Ebu Hamze Muhammed b.
Hasen es-Surî dedi ki: “İbn Useymin rahimehullah’ın bu güzel sözlerini görünce
hemen aklıma davetimize ve alimlerimize düşmanlık eden Beramike ve Sa’âfika
geldi. Kendi kendime dedim ki: “Şayet bu sözleri bizim imamımız Mukbil el-Vadiî
rahimehullah ve Şeyh Yahya el-Hacuri gibi alimlerimiz hakkında kullandığımızı
işitseler elbette bizi Haddadîlik, aşırılık, taassup, akide bozukluğu ve
tevhidde gedik açmakla itham ederlerdi.
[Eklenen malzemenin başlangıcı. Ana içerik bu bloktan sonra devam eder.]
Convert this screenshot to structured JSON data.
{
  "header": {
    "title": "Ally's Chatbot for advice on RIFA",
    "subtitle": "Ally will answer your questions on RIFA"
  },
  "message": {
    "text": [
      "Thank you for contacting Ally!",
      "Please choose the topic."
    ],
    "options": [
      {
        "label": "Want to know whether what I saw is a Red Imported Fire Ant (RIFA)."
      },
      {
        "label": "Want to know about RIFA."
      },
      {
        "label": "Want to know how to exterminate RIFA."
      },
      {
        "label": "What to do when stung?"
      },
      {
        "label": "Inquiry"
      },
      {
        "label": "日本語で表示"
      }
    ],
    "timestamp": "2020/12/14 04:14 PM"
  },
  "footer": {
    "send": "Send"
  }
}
Onlara göre alimlerimize saygı
göstermemiz, onları övmemiz, onların hayır ve iyiliklerinden bahsetmemiz ve
onları savunmamız; aşırılık ve Haddadîliktir!!
Bununla berbaer bazı
şairler ve başkalarının kullandıkları bazı lafızlara alimlerimiz uyarı yapmakta,
bunları söyleyenlere nasihat ederek bu sözleri çıkarmalarını nasihat etmekte,
bu hatalı sözlerin sahipleri de bundan döndüklerini ilan etmektedirler. Bermekiler
ve Saâfika ise kendi şeyhleri hakkında aşırılık yaparak bunu her yerde
yaymaktadırlar ve şeyhleri de buna karşı çıkmamaktadırlar! Hamd alemlerin
rabbinedir.”
Ebu Muaz der ki: “Şeytan
ve orduları her tarafta tevhid davetinin imamlarına karşı aynı tuzakları
kurmakta, etkileri altına aldıkları kimselerin dilinden: “Şeyhi taklid ve
taassup gösteriyorlar” dedirtmektedir. Böylece âlimlere saygısızlık ile onları
taklidin arasındaki orta yolu bulamıyorlar, “Taklid etmeme” iddiasıyla alimlerden
yüzçeviriyor ve onlara itiraz ediyorlar, sonra da “delille hareket ettikleri”
zannıyla hevalarına uydurdukları cahilleri önder edinerek taklid ediyorlar!